L’expérience de ce reportage pour les forces armées a été unique, hors norme, vivifiante en son genre. J’étais d’abord envoyé par la route depuis Paris Ministère de la Défense (en R25 de fonction conduite par un lieutenant, lui-même appelé comme moi) dans un campement à Montebourg dans la Manche, installé dans un lycée agricole. Nous dormions avec mon camarade de régiment (Emmanuel Courcol, salut à lui !) dans un gymnase transformé pour l’occasion en campement militaire, mangions à la cantoche du lycée voisin, allions boire des coups au troquet du patelin voisin… Déjà tout un voyage.

[MaJ:] Dans un bar, la première nuit passée, je me souviens que nous avions suivi des militaires de la troupe, pour aller trinquer avec eux. Dans le troquet normand au bois vieilli et aux nappes à carreaux, les filles du coin très maquillées sautaient sur les genoux des soldats musclés et hilares. Les temps dures rapprochent les coeurs et corps, c’est bien connu. Quand nous étions rentrés, tard dans la nuit, nous avions échoué, entassés dans l’arrière d’une fourgonnette dont je ne sais comment le conducteur nous avait ramené à bon port… La nuit avait été courte et joviale.

Déplacements en Puma, ambiance reconstitution

Première impression forte le lendemain matin, en quittant les lieux via un hélicoptère Puma rempli de soldats de l’ECPA (le ciné et la photo des Armées), bardés de matériels de prises de vue, objectifs et autres sacs. Je me souviens encore de l’odeur de carburant sortant des turbines de l’appareil et de la peur que nous avions eu… Le pilote évoluait dans un ciel nimbé d’un épais brouillard où l’on n’y voyait rien du tout. J’ai bien cru qu’on allait y rester là, bêtement, en percutant je ne sais quoi dans les nuages…

musique ddayLe lendemain de fait, nous étions à Sainte-Mère-Eglise, pour la reconstitution du saut des premiers parachutistes alliés, si émotionnelle de par l’histoire du soldat John Steele.
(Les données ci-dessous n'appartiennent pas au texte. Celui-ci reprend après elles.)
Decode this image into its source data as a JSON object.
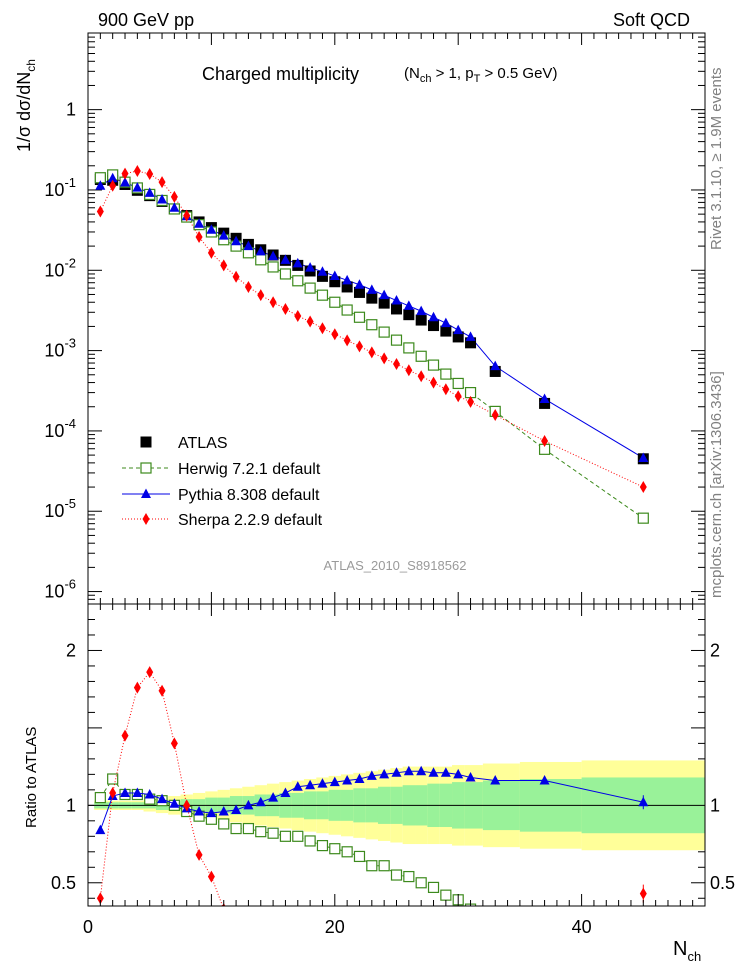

Une cérémonie qui déjà se vivait dans un méli-mélo foutraque de vrais militaires en surveillance, de déguisés adeptes de la reconstitution, de véhicules d’époques et de badauds prêts à photographier tout ce qui passe à côté. Un mix de langues aussi, où l’anglais domine mais où les parlers nordiques, de l’est et d’ailleurs s’entendent aussi au coin d’une rue ou devant une boutique. Une séquence vraiment détendue et bon enfant, où je déambulais dans les rues normandes et avais pris le temps de rentrer dans une boulangerie du coin pour demander au comptoir « quelle est votre pâtisserie locale ? ». Un de mes réflexes en terres inconnues.


[MAJ:]
L’autre détail de contexte, ce sont les nombreuses musiques entendues de partout, sur tous les sites de Commémoration du Débarquement en Normandie. Musiques militaires, musique d’ambiance de brass band improvisés, fanfares, trompettes et cornemuses de vétérans… un vrai décor sonore omniprésent qui tourne un peu la tête à la fin mais n’est pas du tout surjoué. Il fait partie du décorum global, à côté des petits fanions, drapeaux et autres tapis rouge. « C’est assez acoustique », dira ainsi Marie Drucker sur France 2 durant les festivités du 6 juin 2014…

Comparo des armées

Je visitais aussi dans la même journée les régiments de transmission, américain et français (photo ci-dessus*), qui, sur les collines entourant les plages du D-Day, assuraient la surveillance des chefs d’Etat et délégations à venir. Des batteries de missiles de défense y étaient aussi installées, au cas où… J’étais frappé par la différence nette d’organisation et de « matos » entre armées US et frenchy : tentes à plancher moquetté, climatisation et ordinateurs ronronnant pour les américains, VS. toile battue aux 4 vents avec pieds dans la boue pour les Français. Mais les deux camps se respectaient mutuellement, pour leurs qualités respectives éternelles : logistique US VS. talent à la française.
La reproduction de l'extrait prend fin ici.